At this point in the game, it's a bit redundant to explain the novel COVID-19 virus, and yet the ways in which to describe how it has impacted our society are endless. As a whole, the professional artistic community has almost all but shut down. Concerts are rare, film studios are silent, art galleries are vacant, etc etc. Still though, artists are known to be efficient at adapting to their surroundings, and those of us involved in the arts have certainly fulfilled this role of the adapter. Many have taken to performing online or putting more effort into selling their art on sites such as Etsy, or simply asking friends to boost their material on sites such as Twitter and Instagram. Indeed, the "gig economy" may be turning into a "hustle" type economy for those involved in the arts, and yet while many artists are working around the clock to ensure that they are compensated for their artistic accomplishments, almost all of us are turning to art for more than just money. We, now more than ever, are turning to our art for comfort and inspiration.

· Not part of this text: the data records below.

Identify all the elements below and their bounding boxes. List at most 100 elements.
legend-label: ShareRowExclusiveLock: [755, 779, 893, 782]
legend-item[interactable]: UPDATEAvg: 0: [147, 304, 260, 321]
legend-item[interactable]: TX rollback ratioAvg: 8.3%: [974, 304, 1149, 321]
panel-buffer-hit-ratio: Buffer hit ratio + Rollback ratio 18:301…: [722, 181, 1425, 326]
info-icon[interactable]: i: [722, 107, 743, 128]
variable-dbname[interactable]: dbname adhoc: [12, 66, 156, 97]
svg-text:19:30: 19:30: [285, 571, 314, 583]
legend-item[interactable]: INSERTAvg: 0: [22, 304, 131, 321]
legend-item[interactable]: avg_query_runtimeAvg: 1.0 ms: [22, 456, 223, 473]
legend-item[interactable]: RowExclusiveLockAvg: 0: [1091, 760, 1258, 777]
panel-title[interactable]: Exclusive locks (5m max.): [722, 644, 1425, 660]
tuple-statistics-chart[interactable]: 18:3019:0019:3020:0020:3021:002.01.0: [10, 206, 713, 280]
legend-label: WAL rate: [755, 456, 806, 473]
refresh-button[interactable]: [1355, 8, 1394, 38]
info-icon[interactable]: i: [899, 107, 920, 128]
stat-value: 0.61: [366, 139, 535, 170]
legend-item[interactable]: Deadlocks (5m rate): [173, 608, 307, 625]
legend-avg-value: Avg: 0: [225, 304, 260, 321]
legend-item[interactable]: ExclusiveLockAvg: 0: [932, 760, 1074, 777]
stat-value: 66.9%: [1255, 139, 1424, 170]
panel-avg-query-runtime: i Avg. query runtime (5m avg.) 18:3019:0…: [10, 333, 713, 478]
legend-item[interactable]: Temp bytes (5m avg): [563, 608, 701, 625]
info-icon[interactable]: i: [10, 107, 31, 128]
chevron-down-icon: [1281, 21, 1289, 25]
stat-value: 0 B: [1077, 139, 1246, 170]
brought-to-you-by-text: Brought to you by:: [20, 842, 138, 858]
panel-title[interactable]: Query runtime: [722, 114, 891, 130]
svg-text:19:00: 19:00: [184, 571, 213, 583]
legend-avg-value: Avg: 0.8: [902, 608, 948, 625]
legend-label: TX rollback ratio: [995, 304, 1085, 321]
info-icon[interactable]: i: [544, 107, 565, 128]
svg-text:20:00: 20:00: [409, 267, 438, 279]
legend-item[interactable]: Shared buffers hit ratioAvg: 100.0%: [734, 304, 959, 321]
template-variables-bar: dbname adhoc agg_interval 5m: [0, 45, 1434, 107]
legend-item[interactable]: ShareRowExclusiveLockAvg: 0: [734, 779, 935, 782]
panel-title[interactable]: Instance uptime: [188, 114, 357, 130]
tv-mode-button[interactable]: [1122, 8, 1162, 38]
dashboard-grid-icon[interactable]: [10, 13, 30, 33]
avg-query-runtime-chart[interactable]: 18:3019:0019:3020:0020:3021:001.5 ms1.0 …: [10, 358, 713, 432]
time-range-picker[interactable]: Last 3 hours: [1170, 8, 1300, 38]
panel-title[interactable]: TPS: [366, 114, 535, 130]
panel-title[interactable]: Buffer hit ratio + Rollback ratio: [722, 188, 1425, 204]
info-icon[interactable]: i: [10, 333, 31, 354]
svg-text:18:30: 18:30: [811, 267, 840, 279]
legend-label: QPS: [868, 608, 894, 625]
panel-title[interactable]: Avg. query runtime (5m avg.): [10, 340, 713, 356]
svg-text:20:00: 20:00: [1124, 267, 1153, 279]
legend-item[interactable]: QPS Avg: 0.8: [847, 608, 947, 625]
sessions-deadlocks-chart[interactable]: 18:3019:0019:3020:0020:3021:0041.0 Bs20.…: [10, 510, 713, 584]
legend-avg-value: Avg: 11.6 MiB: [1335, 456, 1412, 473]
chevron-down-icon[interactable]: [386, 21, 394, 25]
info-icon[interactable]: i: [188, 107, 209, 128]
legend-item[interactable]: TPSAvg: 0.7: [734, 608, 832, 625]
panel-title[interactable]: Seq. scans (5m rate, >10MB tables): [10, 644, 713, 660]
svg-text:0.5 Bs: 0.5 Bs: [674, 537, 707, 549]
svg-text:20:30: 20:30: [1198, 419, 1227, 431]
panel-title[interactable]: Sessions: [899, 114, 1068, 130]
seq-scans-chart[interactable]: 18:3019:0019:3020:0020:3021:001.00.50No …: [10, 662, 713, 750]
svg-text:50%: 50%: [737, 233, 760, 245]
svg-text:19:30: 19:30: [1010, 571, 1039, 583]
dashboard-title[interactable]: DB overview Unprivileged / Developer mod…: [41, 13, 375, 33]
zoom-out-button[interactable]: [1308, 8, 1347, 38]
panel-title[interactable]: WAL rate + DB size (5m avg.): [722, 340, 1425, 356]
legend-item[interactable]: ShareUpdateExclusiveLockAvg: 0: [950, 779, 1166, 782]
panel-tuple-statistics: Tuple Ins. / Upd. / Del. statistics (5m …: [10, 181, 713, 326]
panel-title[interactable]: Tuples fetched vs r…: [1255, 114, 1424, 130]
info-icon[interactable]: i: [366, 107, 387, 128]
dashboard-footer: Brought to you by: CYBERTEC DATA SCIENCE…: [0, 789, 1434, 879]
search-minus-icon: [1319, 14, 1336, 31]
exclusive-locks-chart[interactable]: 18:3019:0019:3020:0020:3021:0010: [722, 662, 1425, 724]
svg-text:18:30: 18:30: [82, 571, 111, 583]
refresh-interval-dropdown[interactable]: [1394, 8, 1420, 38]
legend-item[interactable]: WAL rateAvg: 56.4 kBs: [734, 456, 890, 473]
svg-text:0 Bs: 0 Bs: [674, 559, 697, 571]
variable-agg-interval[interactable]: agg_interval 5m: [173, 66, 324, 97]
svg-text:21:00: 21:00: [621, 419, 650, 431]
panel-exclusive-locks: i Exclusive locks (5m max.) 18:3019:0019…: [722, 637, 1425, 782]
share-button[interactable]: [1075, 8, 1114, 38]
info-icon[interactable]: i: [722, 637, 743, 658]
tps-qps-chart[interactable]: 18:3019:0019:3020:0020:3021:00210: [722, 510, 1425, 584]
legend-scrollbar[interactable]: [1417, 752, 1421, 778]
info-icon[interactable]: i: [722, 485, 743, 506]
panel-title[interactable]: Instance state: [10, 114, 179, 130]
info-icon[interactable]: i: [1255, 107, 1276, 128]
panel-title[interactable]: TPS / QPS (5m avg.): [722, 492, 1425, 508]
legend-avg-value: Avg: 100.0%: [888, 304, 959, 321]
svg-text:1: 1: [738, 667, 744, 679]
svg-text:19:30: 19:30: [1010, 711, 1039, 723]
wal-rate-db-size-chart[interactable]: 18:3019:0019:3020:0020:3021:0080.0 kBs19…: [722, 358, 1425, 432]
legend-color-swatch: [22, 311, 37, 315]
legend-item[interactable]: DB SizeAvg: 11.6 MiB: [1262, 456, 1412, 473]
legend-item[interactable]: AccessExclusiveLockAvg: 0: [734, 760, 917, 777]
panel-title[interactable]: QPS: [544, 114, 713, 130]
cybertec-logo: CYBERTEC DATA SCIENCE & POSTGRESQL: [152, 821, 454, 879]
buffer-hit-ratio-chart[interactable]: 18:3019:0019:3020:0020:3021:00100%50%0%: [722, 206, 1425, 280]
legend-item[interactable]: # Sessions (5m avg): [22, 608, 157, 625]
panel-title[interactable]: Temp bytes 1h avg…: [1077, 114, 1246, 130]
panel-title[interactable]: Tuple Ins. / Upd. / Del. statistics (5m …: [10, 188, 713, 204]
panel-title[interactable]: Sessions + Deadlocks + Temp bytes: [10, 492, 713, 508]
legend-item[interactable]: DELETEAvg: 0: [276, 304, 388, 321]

Throughout history, times of trouble have resulted in some of the greatest pieces of art from around the world. Vincent Van Gogh painted some of his best works during his stay in a psychiatric hospital in France. Shakespeare is said to have written King Lear while he was in quarantine. "Scream" painter Edvard Munch used painting as a way to heal after contracting and surviving the Spanish Flu, and Paul McCartney created the McCartney album while stuck in Scotland, in a state of depression after leaving The Beatles. It's unfair to say so soon after it's release whether or not Taylor Swift's folklore will go down in music's history as one of the greatest albums of at least the new decade, but it is indicative of something very important: it is a sign that during this time in isolation, uncertainty, and general ennui amongst us, artists are still creating for the sheer joy of it.
With folklore, Taylor Swift reminded all of us that great work can still be created in the modern era and during a historic pandemic no less. More importantly, though, she reminded all of us that great art created during a crisis doesn't have to stem from the negative feelings towards that crisis, but from a desire within ourselves to find comfort and peace from our own art.